PCOS Supplement Stack Builder
Check the symptoms that apply to you and pick your phenotype. Get an evidence-based stack with specific doses, timings, and what to leave out (the honest part most articles skip).
Based on the 2023 International PCOS Guideline
How this stack is built
Three inputs map to a personalised stack: your symptoms (multi-select), your PCOS phenotype, and whether you are already on metformin. The logic below runs locally in your browser; nothing leaves your device.
Foundational tier (always included)
Two supplements show up in almost every PCOS stack because the evidence and the deficiency rate justify it for the whole population:
- Vitamin D3: 67-85 percent of women with PCOS have a 25(OH)D below the optimal threshold. The 2023 International PCOS Guideline recommends checking and supplementing if low.
- Omega-3 EPA + DHA: Reduces inflammation, androgens, and improves insulin sensitivity in PCOS RCTs (Mohammadi 2012, Phelan 2011).
Targeted tier (added by symptom)
- Inositol (myo + DCI 40:1): Triggered by insulin or cycle symptoms. The most-studied PCOS supplement (Carlomagno 2014, Genazzani 2008, Nordio 2019). Lean phenotypes get the half-dose default.
- Berberine: Triggered by insulin symptoms only when you are NOT on metformin and NOT lean (berberine and metformin share the AMPK pathway; lean phenotypes can drop blood sugar too low).
- NAC: Triggered by cycle or TTC symptoms. Thakker 2015 meta-analysis showed ovulation improvement in PCOS.
- Spearmint tea + Zinc: Triggered by androgen symptoms (hirsutism, hormonal acne). Best-evidenced non-pharma anti-androgens.

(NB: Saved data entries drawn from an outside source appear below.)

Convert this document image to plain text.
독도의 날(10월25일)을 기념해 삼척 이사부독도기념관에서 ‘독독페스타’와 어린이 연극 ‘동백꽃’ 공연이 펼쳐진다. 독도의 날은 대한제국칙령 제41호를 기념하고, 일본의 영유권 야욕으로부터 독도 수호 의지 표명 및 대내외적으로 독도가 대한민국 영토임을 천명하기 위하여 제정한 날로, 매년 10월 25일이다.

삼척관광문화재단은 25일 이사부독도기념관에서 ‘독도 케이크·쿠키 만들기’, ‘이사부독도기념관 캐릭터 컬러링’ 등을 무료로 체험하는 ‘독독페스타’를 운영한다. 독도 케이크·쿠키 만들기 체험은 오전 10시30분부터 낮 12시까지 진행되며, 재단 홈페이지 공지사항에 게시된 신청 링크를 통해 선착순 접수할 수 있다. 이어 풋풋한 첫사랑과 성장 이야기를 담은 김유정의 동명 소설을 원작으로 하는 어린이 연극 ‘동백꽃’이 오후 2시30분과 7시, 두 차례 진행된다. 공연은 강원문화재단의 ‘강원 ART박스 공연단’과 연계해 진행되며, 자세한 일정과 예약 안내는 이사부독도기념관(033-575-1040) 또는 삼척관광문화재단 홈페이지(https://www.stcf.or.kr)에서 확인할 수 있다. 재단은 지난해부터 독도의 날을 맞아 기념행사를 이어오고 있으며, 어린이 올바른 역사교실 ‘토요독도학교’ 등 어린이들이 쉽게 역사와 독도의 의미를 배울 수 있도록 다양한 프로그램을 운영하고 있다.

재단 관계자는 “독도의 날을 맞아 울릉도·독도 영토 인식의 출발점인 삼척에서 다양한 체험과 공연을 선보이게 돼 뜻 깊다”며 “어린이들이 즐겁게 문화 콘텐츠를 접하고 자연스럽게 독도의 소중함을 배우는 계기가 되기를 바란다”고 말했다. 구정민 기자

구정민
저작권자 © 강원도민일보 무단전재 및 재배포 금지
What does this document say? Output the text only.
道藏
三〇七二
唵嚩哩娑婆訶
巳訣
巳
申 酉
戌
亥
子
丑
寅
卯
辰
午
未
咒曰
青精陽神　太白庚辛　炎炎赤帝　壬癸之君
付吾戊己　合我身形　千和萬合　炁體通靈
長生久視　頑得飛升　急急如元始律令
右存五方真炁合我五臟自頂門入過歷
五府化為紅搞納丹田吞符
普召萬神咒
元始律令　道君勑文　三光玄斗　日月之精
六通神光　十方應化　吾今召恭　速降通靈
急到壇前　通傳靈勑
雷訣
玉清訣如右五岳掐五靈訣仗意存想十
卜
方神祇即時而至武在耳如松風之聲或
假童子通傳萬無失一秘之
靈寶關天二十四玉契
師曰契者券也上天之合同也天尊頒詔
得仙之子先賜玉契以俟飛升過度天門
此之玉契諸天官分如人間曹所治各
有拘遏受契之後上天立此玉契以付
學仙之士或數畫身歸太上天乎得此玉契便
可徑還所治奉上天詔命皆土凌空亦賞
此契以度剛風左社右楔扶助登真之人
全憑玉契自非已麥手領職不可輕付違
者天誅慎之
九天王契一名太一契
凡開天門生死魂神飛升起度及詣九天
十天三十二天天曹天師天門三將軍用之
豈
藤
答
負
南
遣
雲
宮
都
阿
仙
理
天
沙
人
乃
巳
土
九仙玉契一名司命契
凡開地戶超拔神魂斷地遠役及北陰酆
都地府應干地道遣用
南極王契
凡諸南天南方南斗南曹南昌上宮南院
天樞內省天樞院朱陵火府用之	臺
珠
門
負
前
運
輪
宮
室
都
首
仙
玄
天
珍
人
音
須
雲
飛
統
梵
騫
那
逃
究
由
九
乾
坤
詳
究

- Magnesium glycinate: Triggered by mood or sleep symptoms. Best-tolerated form; supports sleep, anxiety, insulin sensitivity.

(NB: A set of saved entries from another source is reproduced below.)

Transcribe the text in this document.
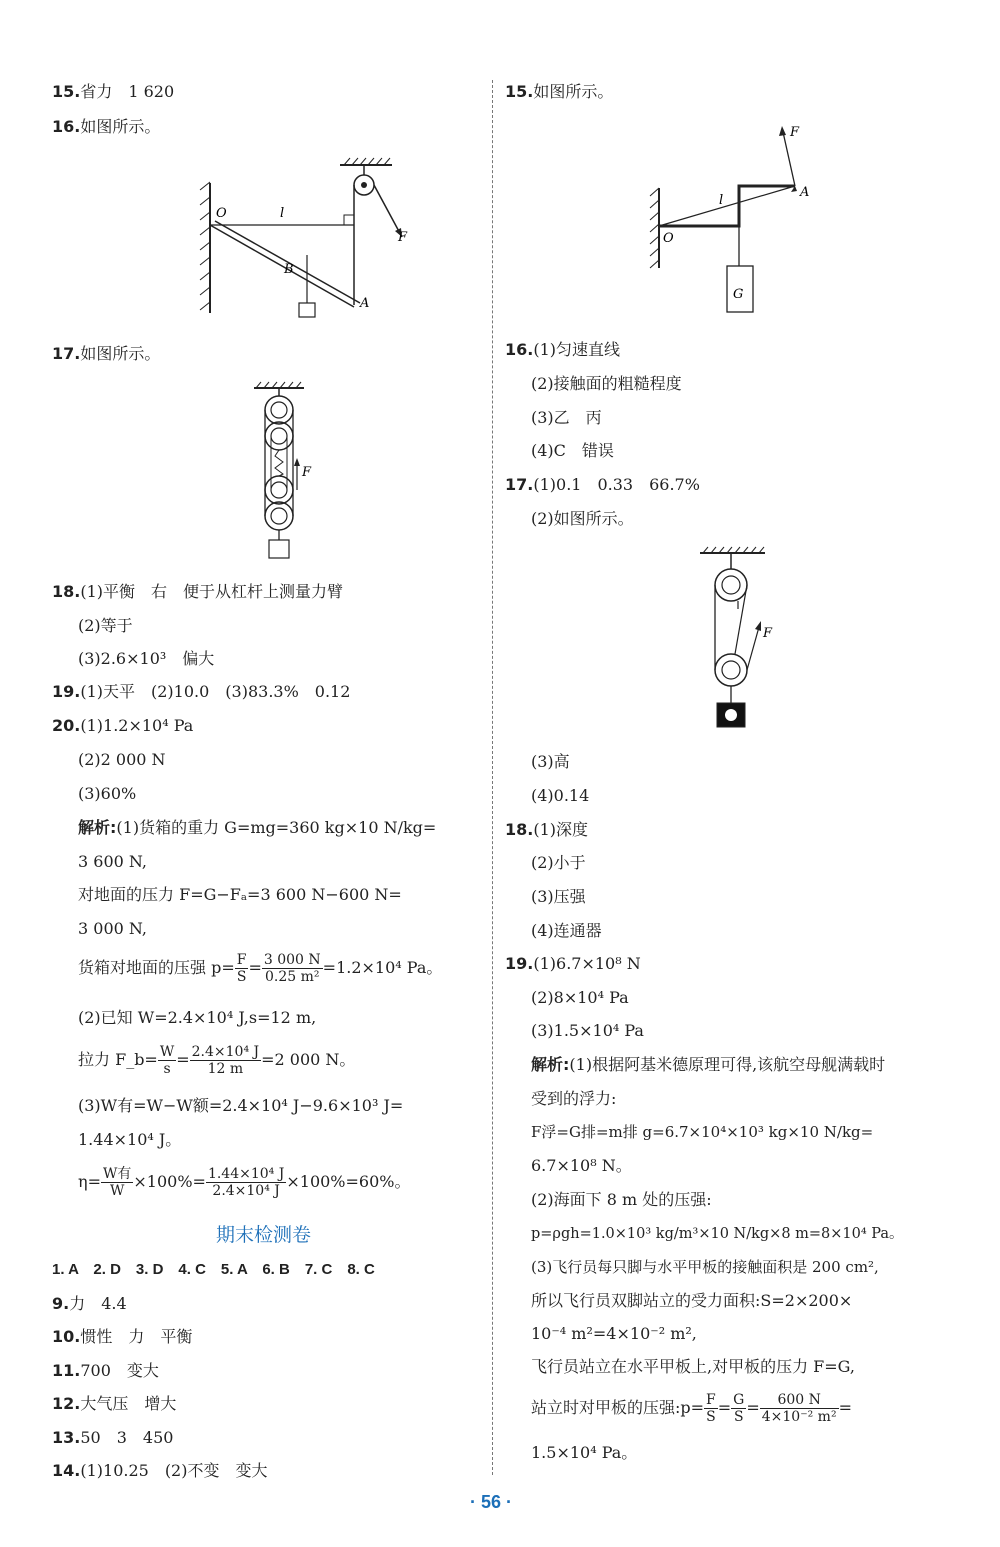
15.省力　1 620
16.如图所示。
O	l
F
B
A
17.如图所示。
F
18.(1)平衡　右　便于从杠杆上测量力臂
(2)等于
(3)2.6×10³　偏大
19.(1)天平　(2)10.0　(3)83.3%　0.12
20.(1)1.2×10⁴ Pa
(2)2 000 N
(3)60%
解析:(1)货箱的重力 G=mg=360 kg×10 N/kg=
3 600 N,
对地面的压力 F=G−Fₐ=3 600 N−600 N=
3 000 N,
货箱对地面的压强 $p= \frac{F}{S} = \frac{3 000 N}{\text{0.25 m²}} =1.2\times 10^4$ Pa。
(2)已知 W=2.4×10⁴ J,s=12 m,
拉力 F_b= $\frac{W}{s} = \frac{\text{2.4×10⁴ J}}{12 m} =2$ 000 N。
(3)W有=W−W额=2.4×10⁴ J−9.6×10³ J=
1.44×10⁴ J。
$\eta= \frac{\text{W有}}{W} \times 100\%= \frac{\text{1.44×10⁴ J}}{\text{2.4×10⁴ J}} \times 100\%=60\%$。
期末检测卷
1. A　2. D　3. D　4. C　5. A　6. B　7. C　8. C
9.力　4.4
10.惯性　力　平衡
11.700　变大
12.大气压　增大
13.50　3　450
14.(1)10.25　(2)不变　变大
15.如图所示。
F
A
l
O
G
16.(1)匀速直线
(2)接触面的粗糙程度
(3)乙　丙
(4)C　错误
17.(1)0.1　0.33　66.7%
(2)如图所示。
F
(3)高
(4)0.14
18.(1)深度
(2)小于
(3)压强
(4)连通器
19.(1)6.7×10⁸ N
(2)8×10⁴ Pa
(3)1.5×10⁴ Pa
解析:(1)根据阿基米德原理可得,该航空母舰满载时
受到的浮力:
F浮=G排=m排 g=6.7×10⁴×10³ kg×10 N/kg=
6.7×10⁸ N。
(2)海面下 8 m 处的压强:
p=ρgh=1.0×10³ kg/m³×10 N/kg×8 m=8×10⁴ Pa。
(3)飞行员每只脚与水平甲板的接触面积是 200 cm²,
所以飞行员双脚站立的受力面积:S=2×200×
10⁻⁴ m²=4×10⁻² m²,
飞行员站立在水平甲板上,对甲板的压力 F=G,
站立时对甲板的压强:p= $\frac{F}{S} = \frac{G}{S} = \frac{600 N}{\text{4×10⁻² m²}}$ =
1.5×10⁴ Pa。
· 56 ·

- Ashwagandha: Triggered by sleep or cortisol-driven symptoms. Chandrasekhar 2012 documented ~28 percent cortisol reduction.
- B12 (methylcobalamin): Added automatically if you are on metformin. Metformin depletes B12 in roughly 30 percent of long-term users (Aroda 2016).

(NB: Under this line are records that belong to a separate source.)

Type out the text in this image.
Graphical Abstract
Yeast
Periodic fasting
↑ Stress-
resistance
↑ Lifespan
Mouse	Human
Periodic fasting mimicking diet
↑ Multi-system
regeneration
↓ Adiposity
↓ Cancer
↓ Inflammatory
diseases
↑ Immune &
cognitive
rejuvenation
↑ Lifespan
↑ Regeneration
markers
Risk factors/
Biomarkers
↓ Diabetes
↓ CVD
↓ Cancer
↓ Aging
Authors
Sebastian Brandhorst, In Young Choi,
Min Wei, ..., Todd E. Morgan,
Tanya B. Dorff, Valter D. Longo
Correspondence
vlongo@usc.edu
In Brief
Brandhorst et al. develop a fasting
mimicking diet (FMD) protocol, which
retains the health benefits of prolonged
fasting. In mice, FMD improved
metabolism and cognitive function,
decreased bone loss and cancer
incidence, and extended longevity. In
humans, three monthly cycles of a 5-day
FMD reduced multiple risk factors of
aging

- Iron: Only suggested as "test ferritin first" for hair-loss symptoms. Never supplement iron blind; excess iron is pro-inflammatory.
What we deliberately do not stack
- Berberine + metformin: Same AMPK pathway. Diminishing returns + worse GI side effects.
- DCI without myo-inositol: High-dose DCI alone can impair ovulation (the "DCI paradox"). The 40:1 ratio matters.
- High-dose green tea extract (over 800 mg EGCG): Liver enzyme elevation risk. Spearmint tea covers the anti-androgen angle more safely.
- Iron without ferritin testing: Excess iron is pro-inflammatory. Always test first.
- Saw palmetto: Some women add it for hair loss. Evidence in PCOS specifically is weak; we leave it off.
This is not medical advice. Doses here are the most-studied starting points in published PCOS literature. Your endocrinologist or GP should sign off if you are pregnant, trying to conceive, on prescription medication, or have any liver, kidney, or thyroid condition. Quality matters: third-party-tested brands (USP, NSF, ConsumerLab) are worth the small price premium.